Людмила Степановна чутьем поняла это и равнодушие своего собеседника. Он стоял, заложив по-военному большой палец за пуговку жилета, и глядел на завитушку прессованных обоев. Рот его уже несколько раз силился сдержать зевок. Толстая опрятная женшана-проводник принесла бутылочки содовой и поставила против каждого купе. В конце прохода приоткрылась наружная дверь, возникло морозное облако, и на мгновение появилось обветренное лицо юноши в лыжном колпаке. Людмила Степановна посмотрела на ручные часики, поставила ногу на решетку щелкающего отопления и сказала негромко, со вздохом:
– Мне хочется, чтобы вы простили меня: вы первый, кто при мне не позволил ругать Россию. Я тоже бы всякого оборвала. Но мы так разнузданны. От вашего резкого слова мне стало вдруг тепло.
– Ну, и вы меня простите за резкость, – ответил Никита Алексеевич добродушно. – А вы в самом деле в Америку едете?
– Я подписала контракт на тридцать концертов.
– А, это другое дело, а я думал…
– Что вы думали? – спросила дама, немного слишком поспешно.
– Что вы так… для забавы…
– Я – одинокий человек, – помолчав, проговорила она и опустила глаза, – мне тоскливо подолгу жить на одном месте. Женщине в тридцать лет, без семьи и привязанностей, очень трудно. – Она передернула плечами. – Как холодно, я плохо сплю в дороге. А вы меня растревожили, уж не знаю чем. Я буду думать всю ночь… – Она грустно улыбнулась. – Хотите сделать доброе дело?

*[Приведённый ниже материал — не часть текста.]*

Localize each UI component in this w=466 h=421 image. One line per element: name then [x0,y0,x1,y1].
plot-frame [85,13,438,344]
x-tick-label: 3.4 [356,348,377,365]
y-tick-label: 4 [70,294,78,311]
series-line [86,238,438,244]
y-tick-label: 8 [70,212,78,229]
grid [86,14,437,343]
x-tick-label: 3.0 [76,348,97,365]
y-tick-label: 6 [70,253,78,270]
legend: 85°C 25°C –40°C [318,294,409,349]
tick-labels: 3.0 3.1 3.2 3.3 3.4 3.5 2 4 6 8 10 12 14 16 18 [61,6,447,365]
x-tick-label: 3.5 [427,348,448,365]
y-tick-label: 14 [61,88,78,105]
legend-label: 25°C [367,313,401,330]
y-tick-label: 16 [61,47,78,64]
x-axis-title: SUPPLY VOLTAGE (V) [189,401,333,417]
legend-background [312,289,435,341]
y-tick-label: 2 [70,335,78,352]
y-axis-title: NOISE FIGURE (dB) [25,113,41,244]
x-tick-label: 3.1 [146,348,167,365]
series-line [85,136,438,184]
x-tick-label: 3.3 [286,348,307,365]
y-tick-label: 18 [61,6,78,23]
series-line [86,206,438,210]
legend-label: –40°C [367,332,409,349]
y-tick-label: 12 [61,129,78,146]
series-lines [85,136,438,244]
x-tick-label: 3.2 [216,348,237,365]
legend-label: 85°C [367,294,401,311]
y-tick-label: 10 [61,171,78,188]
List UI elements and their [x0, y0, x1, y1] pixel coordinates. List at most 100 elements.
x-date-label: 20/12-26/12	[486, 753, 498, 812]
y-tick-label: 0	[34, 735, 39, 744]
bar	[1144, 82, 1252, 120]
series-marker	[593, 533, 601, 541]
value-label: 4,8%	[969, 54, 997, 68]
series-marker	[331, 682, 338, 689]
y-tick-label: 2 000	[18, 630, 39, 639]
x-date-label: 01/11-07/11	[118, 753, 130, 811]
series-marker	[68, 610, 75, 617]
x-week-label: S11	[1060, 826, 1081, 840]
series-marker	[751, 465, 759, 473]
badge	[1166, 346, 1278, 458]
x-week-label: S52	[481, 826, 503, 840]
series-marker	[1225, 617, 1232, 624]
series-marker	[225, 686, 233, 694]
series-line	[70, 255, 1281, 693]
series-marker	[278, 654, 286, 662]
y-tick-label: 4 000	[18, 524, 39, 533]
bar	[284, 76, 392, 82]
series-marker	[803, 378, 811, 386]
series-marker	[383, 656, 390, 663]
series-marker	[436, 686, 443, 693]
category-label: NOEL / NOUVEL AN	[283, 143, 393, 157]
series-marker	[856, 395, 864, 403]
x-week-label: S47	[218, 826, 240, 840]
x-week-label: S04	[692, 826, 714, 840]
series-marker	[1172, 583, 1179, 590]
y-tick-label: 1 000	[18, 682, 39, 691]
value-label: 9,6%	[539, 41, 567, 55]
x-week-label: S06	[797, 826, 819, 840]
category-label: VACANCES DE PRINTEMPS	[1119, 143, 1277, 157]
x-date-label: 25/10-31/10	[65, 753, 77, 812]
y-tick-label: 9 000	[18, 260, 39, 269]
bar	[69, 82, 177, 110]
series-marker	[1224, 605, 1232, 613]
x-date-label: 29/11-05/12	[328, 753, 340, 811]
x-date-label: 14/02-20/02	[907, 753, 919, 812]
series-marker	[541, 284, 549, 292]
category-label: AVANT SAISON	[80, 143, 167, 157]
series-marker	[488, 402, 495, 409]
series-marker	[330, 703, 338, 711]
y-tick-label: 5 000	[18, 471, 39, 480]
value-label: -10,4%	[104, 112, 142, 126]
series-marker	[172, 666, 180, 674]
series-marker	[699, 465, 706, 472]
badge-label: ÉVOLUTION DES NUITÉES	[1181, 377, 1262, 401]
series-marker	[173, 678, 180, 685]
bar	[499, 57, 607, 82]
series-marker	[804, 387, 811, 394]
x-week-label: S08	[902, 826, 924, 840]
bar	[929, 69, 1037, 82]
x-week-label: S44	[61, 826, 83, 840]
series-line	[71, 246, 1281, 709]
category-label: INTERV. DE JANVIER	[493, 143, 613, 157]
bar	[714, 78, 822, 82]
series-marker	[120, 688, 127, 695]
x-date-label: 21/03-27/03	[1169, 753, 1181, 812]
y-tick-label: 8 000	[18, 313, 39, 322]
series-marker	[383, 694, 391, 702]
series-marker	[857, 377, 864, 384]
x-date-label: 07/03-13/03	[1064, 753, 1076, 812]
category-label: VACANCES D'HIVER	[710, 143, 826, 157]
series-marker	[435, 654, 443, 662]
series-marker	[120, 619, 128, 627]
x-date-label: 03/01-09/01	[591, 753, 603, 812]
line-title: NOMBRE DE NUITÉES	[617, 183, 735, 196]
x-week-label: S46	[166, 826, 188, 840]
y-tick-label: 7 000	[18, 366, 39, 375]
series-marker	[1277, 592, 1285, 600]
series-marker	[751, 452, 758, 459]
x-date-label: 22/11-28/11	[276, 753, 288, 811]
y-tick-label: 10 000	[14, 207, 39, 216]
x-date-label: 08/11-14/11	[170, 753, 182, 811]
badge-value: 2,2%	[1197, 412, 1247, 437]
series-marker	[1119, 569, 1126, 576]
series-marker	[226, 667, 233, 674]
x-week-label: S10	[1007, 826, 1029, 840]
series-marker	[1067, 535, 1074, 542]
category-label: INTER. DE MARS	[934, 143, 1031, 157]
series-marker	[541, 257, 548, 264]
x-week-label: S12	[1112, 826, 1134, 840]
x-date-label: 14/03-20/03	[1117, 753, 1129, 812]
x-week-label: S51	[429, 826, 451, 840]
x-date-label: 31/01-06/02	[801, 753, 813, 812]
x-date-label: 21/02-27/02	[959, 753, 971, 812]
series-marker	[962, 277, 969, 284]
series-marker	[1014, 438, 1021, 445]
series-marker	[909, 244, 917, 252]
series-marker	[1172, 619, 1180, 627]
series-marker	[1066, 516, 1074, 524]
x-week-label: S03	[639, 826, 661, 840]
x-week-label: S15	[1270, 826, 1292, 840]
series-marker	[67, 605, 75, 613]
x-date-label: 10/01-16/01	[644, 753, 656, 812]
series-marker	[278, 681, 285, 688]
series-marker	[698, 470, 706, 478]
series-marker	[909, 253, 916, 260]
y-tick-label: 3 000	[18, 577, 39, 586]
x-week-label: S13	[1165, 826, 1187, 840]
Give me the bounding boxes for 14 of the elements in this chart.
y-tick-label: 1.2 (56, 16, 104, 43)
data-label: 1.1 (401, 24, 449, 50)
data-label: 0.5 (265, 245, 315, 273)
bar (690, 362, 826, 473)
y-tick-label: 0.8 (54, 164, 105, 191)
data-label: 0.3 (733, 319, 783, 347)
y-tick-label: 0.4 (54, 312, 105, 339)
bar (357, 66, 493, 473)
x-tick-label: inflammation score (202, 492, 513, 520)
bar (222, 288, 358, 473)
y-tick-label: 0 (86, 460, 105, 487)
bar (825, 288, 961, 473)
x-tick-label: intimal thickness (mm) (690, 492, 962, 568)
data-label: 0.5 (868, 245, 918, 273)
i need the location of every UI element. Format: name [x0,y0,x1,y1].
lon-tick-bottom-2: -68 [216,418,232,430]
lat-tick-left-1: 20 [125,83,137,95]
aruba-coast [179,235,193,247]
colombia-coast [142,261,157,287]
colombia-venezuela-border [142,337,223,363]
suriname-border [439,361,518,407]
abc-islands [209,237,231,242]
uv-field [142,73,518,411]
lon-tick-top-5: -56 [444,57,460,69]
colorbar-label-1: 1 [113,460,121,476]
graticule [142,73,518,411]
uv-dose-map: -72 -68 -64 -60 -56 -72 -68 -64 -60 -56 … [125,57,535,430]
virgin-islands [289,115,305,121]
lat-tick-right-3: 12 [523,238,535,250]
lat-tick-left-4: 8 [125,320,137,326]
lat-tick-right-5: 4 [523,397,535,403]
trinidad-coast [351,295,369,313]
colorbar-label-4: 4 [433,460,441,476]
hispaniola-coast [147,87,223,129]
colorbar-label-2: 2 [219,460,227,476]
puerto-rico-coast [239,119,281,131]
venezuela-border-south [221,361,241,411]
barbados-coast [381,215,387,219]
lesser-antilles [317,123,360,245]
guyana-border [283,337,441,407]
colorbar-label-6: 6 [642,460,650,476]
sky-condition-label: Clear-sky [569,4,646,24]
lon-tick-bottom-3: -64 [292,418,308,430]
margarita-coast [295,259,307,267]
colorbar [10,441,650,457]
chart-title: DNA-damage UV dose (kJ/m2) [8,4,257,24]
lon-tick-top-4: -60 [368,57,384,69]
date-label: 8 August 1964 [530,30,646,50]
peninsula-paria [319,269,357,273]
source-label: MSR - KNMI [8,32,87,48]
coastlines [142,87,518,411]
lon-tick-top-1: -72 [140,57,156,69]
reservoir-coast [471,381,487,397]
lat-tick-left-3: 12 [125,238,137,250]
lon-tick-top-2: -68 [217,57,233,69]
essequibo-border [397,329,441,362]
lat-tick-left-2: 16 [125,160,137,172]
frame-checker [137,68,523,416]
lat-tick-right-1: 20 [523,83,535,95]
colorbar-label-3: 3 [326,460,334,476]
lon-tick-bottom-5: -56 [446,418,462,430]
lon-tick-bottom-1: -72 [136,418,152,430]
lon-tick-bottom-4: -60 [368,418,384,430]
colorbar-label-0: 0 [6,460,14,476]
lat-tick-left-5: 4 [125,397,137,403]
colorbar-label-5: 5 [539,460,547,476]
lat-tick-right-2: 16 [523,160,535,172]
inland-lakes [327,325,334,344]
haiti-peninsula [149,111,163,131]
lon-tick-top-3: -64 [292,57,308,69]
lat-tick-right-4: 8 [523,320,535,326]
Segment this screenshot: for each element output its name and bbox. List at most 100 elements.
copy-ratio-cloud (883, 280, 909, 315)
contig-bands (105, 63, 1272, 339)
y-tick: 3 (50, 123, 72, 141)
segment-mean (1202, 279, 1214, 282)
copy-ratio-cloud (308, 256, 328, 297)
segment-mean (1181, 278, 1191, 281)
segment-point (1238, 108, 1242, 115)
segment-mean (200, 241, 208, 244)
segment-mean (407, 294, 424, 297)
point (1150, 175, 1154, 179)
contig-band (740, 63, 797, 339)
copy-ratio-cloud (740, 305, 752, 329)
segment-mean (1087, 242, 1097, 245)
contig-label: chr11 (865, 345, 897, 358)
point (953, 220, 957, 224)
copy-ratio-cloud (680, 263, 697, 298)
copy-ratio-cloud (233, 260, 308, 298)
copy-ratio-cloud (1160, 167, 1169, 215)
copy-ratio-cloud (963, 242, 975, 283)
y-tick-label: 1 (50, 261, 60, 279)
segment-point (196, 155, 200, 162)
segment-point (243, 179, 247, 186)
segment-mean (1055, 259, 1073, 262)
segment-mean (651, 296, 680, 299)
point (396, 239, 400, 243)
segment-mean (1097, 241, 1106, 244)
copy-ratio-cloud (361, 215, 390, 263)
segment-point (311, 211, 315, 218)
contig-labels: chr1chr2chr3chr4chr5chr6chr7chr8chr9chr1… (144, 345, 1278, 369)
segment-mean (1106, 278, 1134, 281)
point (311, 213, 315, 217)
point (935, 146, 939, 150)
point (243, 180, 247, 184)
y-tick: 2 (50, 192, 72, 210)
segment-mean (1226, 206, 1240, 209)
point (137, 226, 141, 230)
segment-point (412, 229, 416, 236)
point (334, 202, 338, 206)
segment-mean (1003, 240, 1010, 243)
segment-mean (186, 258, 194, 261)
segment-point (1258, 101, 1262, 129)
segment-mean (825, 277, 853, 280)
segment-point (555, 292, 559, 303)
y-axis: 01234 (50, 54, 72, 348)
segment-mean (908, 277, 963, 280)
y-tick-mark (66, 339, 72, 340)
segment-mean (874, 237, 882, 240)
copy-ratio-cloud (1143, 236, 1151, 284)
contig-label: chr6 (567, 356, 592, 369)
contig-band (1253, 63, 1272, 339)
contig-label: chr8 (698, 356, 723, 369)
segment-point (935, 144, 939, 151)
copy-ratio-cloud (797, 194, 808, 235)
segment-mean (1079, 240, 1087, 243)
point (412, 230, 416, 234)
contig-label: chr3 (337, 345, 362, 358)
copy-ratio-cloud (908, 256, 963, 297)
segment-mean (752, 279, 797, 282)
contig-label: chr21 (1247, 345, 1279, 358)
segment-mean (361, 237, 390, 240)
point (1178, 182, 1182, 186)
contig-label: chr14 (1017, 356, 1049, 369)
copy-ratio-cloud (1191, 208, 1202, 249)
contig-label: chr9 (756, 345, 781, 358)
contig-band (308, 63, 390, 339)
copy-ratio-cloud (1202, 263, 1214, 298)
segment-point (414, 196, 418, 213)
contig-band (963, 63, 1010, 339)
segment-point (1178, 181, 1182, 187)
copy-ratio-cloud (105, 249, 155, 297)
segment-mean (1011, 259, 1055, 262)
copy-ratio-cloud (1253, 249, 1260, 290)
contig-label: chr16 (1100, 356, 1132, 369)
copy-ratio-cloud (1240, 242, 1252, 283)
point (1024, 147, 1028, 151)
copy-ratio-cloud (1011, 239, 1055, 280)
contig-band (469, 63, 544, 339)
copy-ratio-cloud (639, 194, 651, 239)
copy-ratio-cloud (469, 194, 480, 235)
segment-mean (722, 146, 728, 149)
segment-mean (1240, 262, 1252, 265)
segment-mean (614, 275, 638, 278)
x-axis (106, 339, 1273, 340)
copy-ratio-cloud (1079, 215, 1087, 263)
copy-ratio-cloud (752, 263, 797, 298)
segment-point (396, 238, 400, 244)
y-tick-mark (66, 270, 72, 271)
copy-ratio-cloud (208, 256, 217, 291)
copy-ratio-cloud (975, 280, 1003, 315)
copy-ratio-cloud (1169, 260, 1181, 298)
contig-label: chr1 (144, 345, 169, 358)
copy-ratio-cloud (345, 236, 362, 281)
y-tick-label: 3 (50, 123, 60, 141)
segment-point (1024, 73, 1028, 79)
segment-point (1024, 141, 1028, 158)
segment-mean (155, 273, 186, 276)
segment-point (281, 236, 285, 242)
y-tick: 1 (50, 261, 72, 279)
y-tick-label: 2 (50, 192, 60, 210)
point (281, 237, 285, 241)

Пожертвуйте мне несколько часов, пойдемте.
Она открыла купе, где сильно пахло духами, висела шубка и в сетке лежал крошечный чемодан – весь ее багаж, – усадила Никиту Алексеевича на бархатный диван, сама села у окна на столик, охватила поднятое худое колено и сказала:
– Можете курить и дремать…
Это было сказано хорошо. После этого они молчали довольно долго. Щелкало отопление. Стучали колеса: «Путь далек, путь далек». Никита Алексеевич следил за сизою струйкой дыма, потом за женской ногой, тонкой в щиколотке, затянутой в черный чулок, покачивающейся совсем близко.
– Мы оба холостяки, – сказал он, – встретились, а через день исчезнем друг для друга, как два перекати-поля. А что может быть ближе и нужнее, как человек человеку? Правда, самая грустная вещь на свете – короткая встреча в пути.
Он взглянул на Людмилу Степановну. Нагнув к нему голову, она слушала внимательно, встревоженно. Полуприкрытый прядью волос лоб ее наморщился.
– Бывают минуты, которых не забудешь во всю жизнь, – проговорила она медленно.
– Не знаю, не испытывал. Вот юношеские бредни не забываются, вы правы.
– Нет, нет. Минуты безумия, страсти, налетевшей, как вихрь…
Тогда Никита Алексеевич поморщился: «Эх, что она как сразу, даже слишком…» Опустил глаза и чувствовал, что весь насторожен враждебно. Дама соскользнула со столика. Он не видел, что она делала, услышал только несколько легких вздохов и крепко поджал губы. Ясно, что беседа соскочила с плавного хода и все чувства ринулись к ближайшему выходу, наиболее простому и короткому, за которым – пустота, равнодушие, досада, усталость. Зажигая спичку, он взглянул. Людмила Степановна стояла у стенки, заложив руки за спину.
– Бы очень пугливы, – сказала она.
– Да, вы правы.
– Побледнели от шороха юбки. Бедняжка.
– Как вам сказать, если бы вы мне не нравились, было бы все проще…
– Я вам правлюсь? Странно. А мне показалось, вы считаете меня просто настойчивой бабой и струсили, – она опустила брови на сердитые глаза и постучала каблучком. – Уверяю вас, что вы ошибаетесь.